Akkusid

Preise in Online-Apotheken:

Ab 438 Rubel

Tabletten mit filmüberzogenem Panus, Accuzid Akkusid – der Kombinationspräparat mit dem drucksenkenden und diuretischen Effekt.

Darreichungsform und Inhalt

Akkusid wird als Tabletten mit Filmhülle (beidseitig konkav, rosa) geliefert: je 10 Stück im Blister, drei Blister in der Packung;

  • 10 mg + 12,5 mg: oval, auf einer Seite die Kennzeichnung «PD 222»;
  • 20 mg + 12,5 mg: dreieckig, auf einer Seite die Kennzeichnung «PD 220»;
  • 20 mg + 25 mg: rund, auf einer Seite die Kennzeichnung «PD 223».

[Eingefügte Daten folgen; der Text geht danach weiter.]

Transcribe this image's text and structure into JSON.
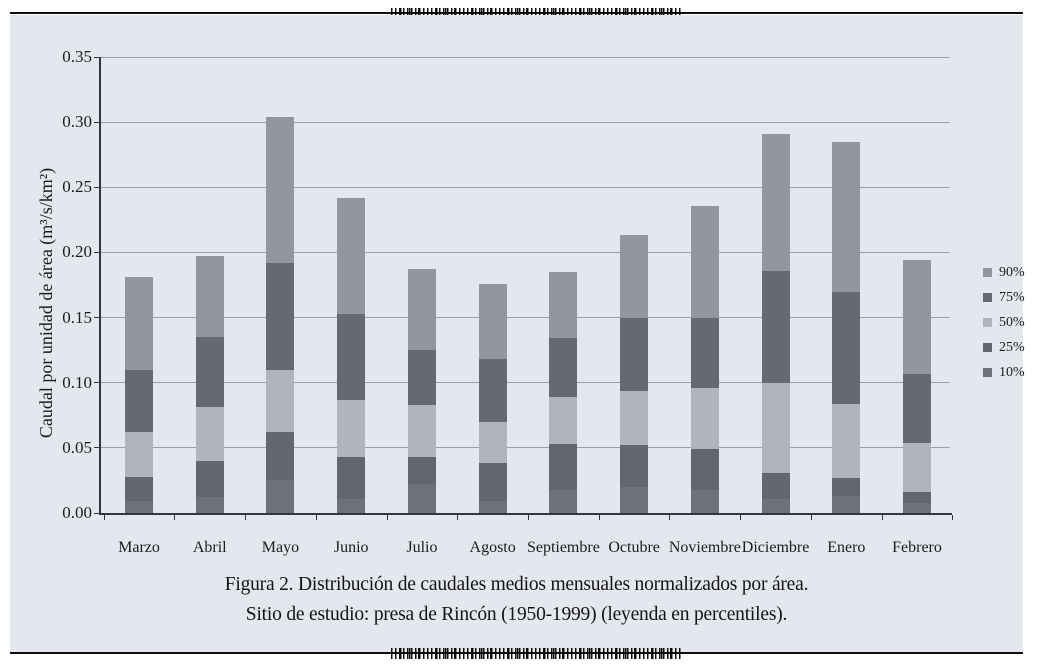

Die Wirkstoffe pro Tablette (10 mg + 12,5 mg):

  • Chinapril 10 mg (Chinaprilhydrochlorid 10,832 mg);
  • Hydrochlorothiazid 12,5 mg.

Die Wirkstoffe pro Tablette (20 mg + 12,5 mg):

  • Chinapril 20 mg (Chinaprilhydrochlorid 21,664 mg);
  • Hydrochlorothiazid 12,5 mg.

Die Wirkstoffe pro Tablette (20 mg + 25 mg):

  • Chinapril 20 mg (Chinaprilhydrochlorid 21,664 mg);
  • Hydrochlorothiazid 25 mg.

Hilfsstoffe (für die Dosierungen 10 mg+12,5 mg / 20 mg+12,5 mg / 20 mg+25 mg): Laktosemonohydrat – 32,348 / 77,196 / 64,696 mg; Magnesiumcarbonat – 35,32 / 70,64 / 70,64 mg; Povidon K25 – 4 / 8 / 8 mg; Crospovidon – 4 / 8 / 8 mg; Magnesiumstearat – 1 / 2 / 2 mg.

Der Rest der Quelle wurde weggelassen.